For the bullied, yes, I believe we are over thinkers. At least, I was. I internalized everything as a personal threat. I held onto what others laughed off. I saw myself as shameful.
I was never ugly but I was never notably one of the better looking kids in school. I was average at best and since I was so painfully small (as I saw it) all I could be is averaged as cute. And the cute kid only gets so far. The cute kid gets an “Aww, he’s cute,” every so often but to be wanted and to be desired, in my eyes, I needed to be bigger and I needed to be stronger.
I needed to be charismatic and I needed to be athletic and physically tough.  I wanted to be beautiful. I wanted to be wanted. I wanted be accepted and invited instead of being intrusive because I always tried to include myself.

Yes, I was picked on. Yes, I found myself on the poor end of social arguments. I never had a steady group of friends; however, this had more to do with me than I understood.

When you see yourself as awkward and flawed, you assume everyone else sees you this way too. When you expect to be picked on, you assume everything said to you is either an insult or some condescending statement which puts you down.

I openly admit my discomforts which I still have. Since this was my younger, early platform, I see how these things tie into my character defects. I have a huge fear of public humiliation because yes, I was publicly humiliated when I was a kid. I have a problem with people pleasing. I have an undying need to “Feel” accepted and wanted.

One of the reasons why I change my topics when I write is because I don’t want to adhere to one topic specifically just because someone “Liked” it.  Otherwise, I will be on the chase to feel liked or accepted.

One of the internal problems I had with my bullying is the self-perpetuating struggle, in which I face to this day. What I mean is when I felt less than, my behaviors slipped. I assumed the worst and because I assumed the worst, eventually, the worst happened because my behavior coincided with my feelings, which led me towards the self-fulfilled prophecy that eventually came true.

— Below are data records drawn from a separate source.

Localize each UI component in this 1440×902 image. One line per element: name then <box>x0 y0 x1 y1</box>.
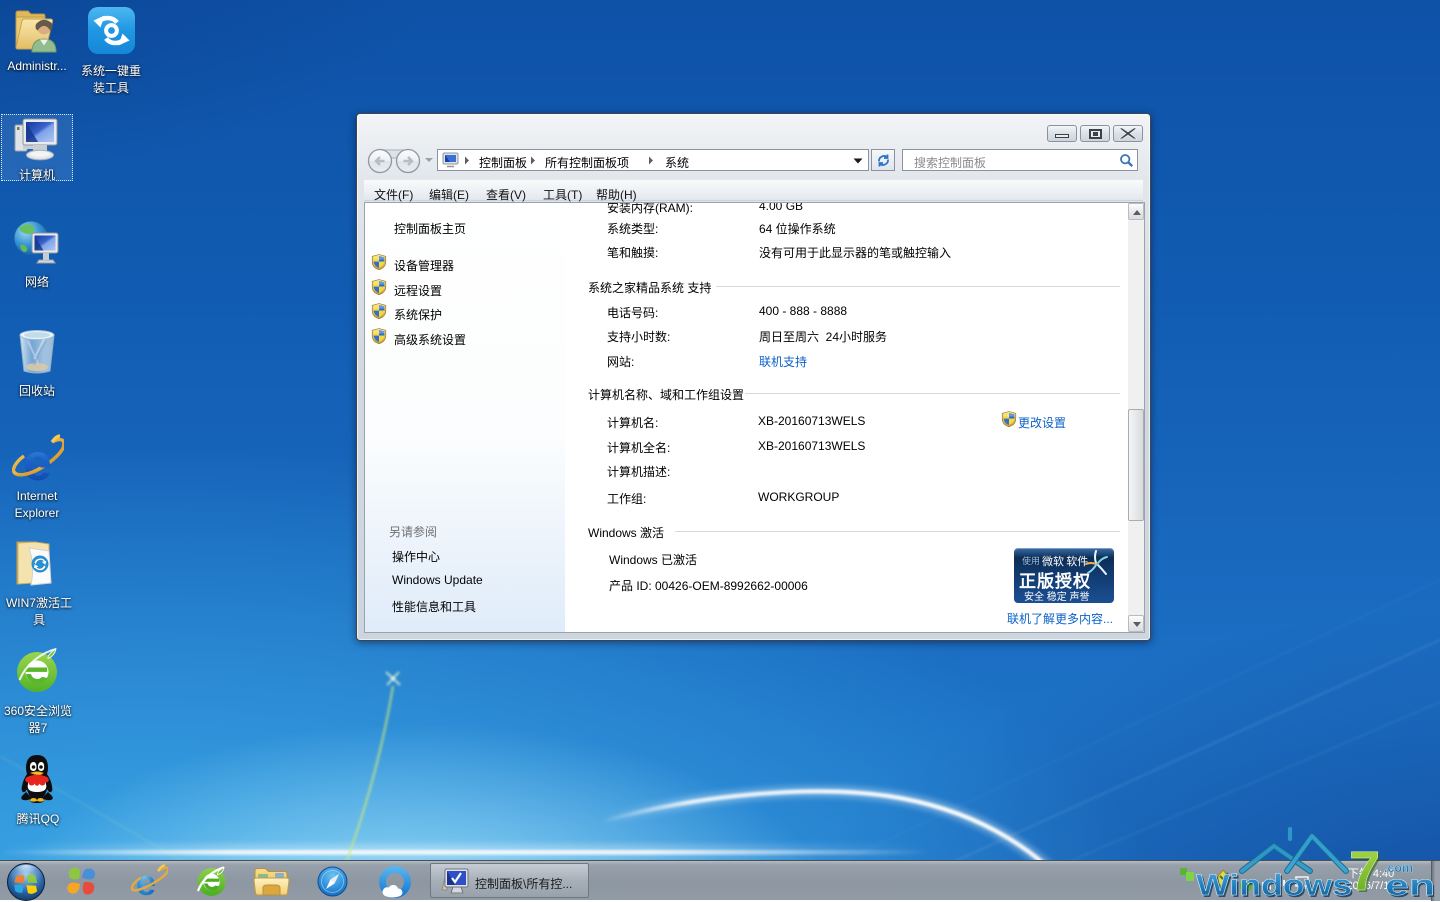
svg-text:Windows: Windows <box>1196 869 1352 900</box>
svg-text:.com: .com <box>1384 861 1413 875</box>
svg-text:7: 7 <box>1349 839 1380 900</box>
svg-text:e: e <box>23 434 52 488</box>
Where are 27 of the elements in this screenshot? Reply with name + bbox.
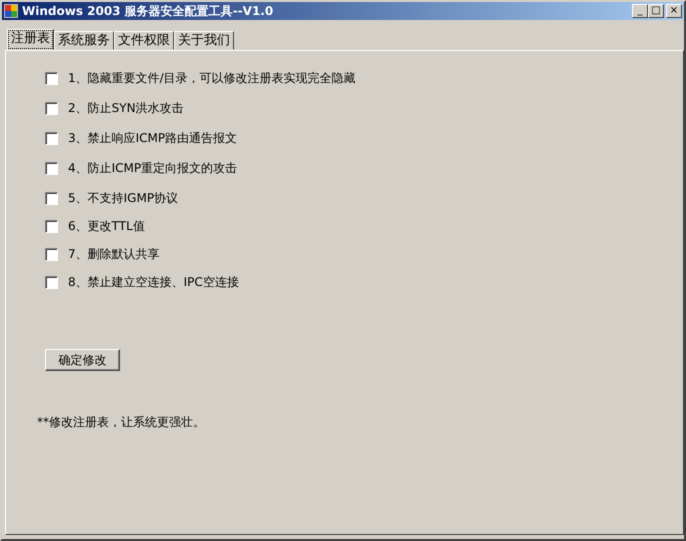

I never had a sense of self. This would have defended me better in my bullying than a strong fist or a good right hook. Admittedly though, a good punch does have a way of settling bullying disputes.
I never understood how to place my emotional investments. I never connected my exterior looks and behavior to my internal feelings. I just knew I felt badly about myself, to which eventually, I began to hate myself. In fact I hated everything about me. I admired those who had less than me because although they had less, I always wondered how they were accepted and yet, me with my benefits, I couldn’t find myself comfortable in a roomful of anyone.

Bullies are relentless. I know this. But they are second to the relentless thought process which is unending to the insecure and weaker. All I did was think and contemplate. All I did was feel. All I did was wish I was someone else or anyone else and maybe then, maybe if I was blonde-haired or blue-eyed, or maybe if I was taller or better looking, maybe then I could fit.

If I were only taught about self-acceptance and understanding, I think my childhood would have been much easier to live through.

I remember a night that nearly turned fatal for me. I was eight at the time and thought there was no point to my existence. I swallowed a large amount of pills, said goodnight to everyone in my house, which really meant goodbye, and then I resigned to my bedroom with the idea that I would fall asleep and never wake up again.
Obviously, this was not the case. Instead, I vomited for a long time and found myself back in the hospital emergency room. I say back to the hospital because I had just come from their after spending two weeks in a room with an I.V. bag plugged to my arm because I was sick with gastroenteritis.

Sometimes I wish I could talk to that little me back then. I wish I could strengthen him. I wish I could go back and tell him the truth about who he is and tell him how unimportant other people’s thoughts or opinions are.
I wish I could tell him don’t volunteer to be the victim. Don’t offer to wear the target and yes, if I could, I would go back to the little me above all and tell him to be sure and say hello to Douglas. I would say talk to Doug because of all people I have seen in my life; I have never seen anyone as remarkable as him.